Но после разговора с папой в конце тоннеля, который только что казался мне беспросветным, забрезжил слабый свет. В тот же вечер мы с Серегой и Максом собрались на совещание, а с утра приступили к реализации принятых решений.
Теперь мы на каждом шагу спрашивали у Таньки совета. Советовались с ней, чем бы нам всем заняться, нравится ли ей такая-то игра, нет ли у нее каких-нибудь своих идей, возражений или пожеланий? Мы искренне старались делать это без ехидства и не упоминая ее строгую маму-спортсменку. Сначала Танюшка смотрела на нас волчонком, подозревая подвох. Но потихоньку оттаяла и оказалась достаточно говорливой и даже заводной. Очень скоро Танюшка научилась сама разбираться со своей мамой. По крайней мере, больше ни разу отчитывать нас всех сразу лыжница-красавица не являлась. Танюшка оказалась не только не ябедой, но даже наоборот – если она решала что-то не говорить, то могла молчать со своим упрямым выражением лица хоть несколько дней подряд.
Постепенно мы все полюбили Танюшку, а особенно я. Я всегда тянулась к людям с характером, даже если они еще совсем маленькие тихие девочки.
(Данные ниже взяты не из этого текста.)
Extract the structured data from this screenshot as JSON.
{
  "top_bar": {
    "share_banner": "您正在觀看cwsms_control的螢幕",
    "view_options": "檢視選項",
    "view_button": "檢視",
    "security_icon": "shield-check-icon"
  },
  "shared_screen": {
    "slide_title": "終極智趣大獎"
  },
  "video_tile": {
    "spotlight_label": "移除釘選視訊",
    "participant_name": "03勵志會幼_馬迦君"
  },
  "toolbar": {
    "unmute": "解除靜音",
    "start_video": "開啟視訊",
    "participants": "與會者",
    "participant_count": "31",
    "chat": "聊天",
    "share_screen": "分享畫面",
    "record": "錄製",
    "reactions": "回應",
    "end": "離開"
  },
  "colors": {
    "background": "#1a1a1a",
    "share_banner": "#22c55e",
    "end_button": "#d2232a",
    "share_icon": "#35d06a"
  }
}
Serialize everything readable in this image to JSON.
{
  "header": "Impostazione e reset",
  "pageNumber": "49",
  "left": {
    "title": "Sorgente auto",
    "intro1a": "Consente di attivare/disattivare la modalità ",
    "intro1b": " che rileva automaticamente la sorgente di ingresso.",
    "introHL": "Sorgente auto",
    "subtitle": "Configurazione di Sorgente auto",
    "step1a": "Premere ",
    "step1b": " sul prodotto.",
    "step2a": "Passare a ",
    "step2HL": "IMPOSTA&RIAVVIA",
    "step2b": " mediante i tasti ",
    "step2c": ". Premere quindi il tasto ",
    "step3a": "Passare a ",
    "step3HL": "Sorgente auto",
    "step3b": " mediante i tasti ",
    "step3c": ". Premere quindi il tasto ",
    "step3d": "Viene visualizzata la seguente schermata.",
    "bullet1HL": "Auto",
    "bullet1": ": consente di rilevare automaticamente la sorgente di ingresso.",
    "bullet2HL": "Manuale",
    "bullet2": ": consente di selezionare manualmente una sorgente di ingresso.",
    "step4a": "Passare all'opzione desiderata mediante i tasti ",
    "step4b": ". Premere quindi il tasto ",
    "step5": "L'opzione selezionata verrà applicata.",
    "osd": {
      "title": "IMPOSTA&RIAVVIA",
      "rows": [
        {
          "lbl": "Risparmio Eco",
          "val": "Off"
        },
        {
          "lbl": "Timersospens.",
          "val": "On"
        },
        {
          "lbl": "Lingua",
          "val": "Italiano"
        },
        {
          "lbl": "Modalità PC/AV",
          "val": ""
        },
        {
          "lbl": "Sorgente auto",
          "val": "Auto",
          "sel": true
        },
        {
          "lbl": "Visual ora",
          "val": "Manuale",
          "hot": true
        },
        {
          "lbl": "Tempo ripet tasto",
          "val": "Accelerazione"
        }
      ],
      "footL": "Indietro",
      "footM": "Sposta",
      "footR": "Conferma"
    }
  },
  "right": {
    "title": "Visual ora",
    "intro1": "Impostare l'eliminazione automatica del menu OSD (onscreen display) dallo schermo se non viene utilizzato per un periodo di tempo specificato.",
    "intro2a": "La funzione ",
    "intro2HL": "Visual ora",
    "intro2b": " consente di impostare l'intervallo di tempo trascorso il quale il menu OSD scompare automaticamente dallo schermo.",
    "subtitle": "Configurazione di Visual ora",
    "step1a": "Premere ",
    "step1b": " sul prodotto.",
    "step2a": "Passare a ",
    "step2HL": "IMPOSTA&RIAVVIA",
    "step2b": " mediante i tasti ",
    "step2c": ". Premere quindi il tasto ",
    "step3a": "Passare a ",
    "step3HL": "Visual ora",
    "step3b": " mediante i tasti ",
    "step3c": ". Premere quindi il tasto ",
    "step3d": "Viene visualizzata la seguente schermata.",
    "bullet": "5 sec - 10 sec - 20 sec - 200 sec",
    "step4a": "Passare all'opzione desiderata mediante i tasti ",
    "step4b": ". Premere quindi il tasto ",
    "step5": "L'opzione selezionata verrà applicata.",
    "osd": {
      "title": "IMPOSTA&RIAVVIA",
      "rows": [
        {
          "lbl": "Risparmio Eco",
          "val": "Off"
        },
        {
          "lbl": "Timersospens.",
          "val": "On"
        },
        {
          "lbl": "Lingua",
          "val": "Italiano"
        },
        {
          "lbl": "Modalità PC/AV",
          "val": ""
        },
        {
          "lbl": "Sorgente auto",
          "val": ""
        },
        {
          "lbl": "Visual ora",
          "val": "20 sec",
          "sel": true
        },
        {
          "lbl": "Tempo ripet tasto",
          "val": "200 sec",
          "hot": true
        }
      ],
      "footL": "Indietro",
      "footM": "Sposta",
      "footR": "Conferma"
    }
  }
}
Папин житейский урок по поводу Танюшки так поразил меня своей простой мудростью, что я записала в своем новеньком личном дневнике: «Никогда не судите о людях, не разобравшись. То, что вам кажется наглостью, может оказаться простым страхом». Под важным выводом стояла дата – 20 сентября 1980-го года.
21 сентября пришла почта с письмом от Оли. Она написала его 4 августа, когда еще была в пионерском лагере, на следующий день после закрытия Олимпиады-80.
Оля сообщала, что в прошлые выходные ее навещали папа с мамой и рассказывали, что происходит в олимпийской Москве. Погода стоит очень хорошая, теплая и ясная, но на улицах почти никого нет, только патрули, следящие за порядком, они проверяют документы у всех, кто разгуливает без дела. Смотрят первым делом на прописку, чтобы по городу не шлялись приезжие. В НИИ, где работают Олины родители, предупредили, что в Москве орудуют злоумышленники, пытающиеся сорвать Олимпиаду, поэтому каждый советский человек должен помогать милиции – носить с собой паспорт и сообщать о любых подозрительных личностях. Отдельно подчеркнули, что общаться с иностранными гостями вне официальных мероприятий не следует во избежание провокаций. А на официальные мероприятия, по словам Оли, попасть почти невозможно, только по специальным приглашениям. На отдел Олиного папы, где трудятся 50 человек, выдали два билета на легкую атлетику, но их сразу забрало начальство. Зато пока факел с олимпийским огнем проносили через Москву, по телеку показали такие красивые места, которых Оля никогда не видела.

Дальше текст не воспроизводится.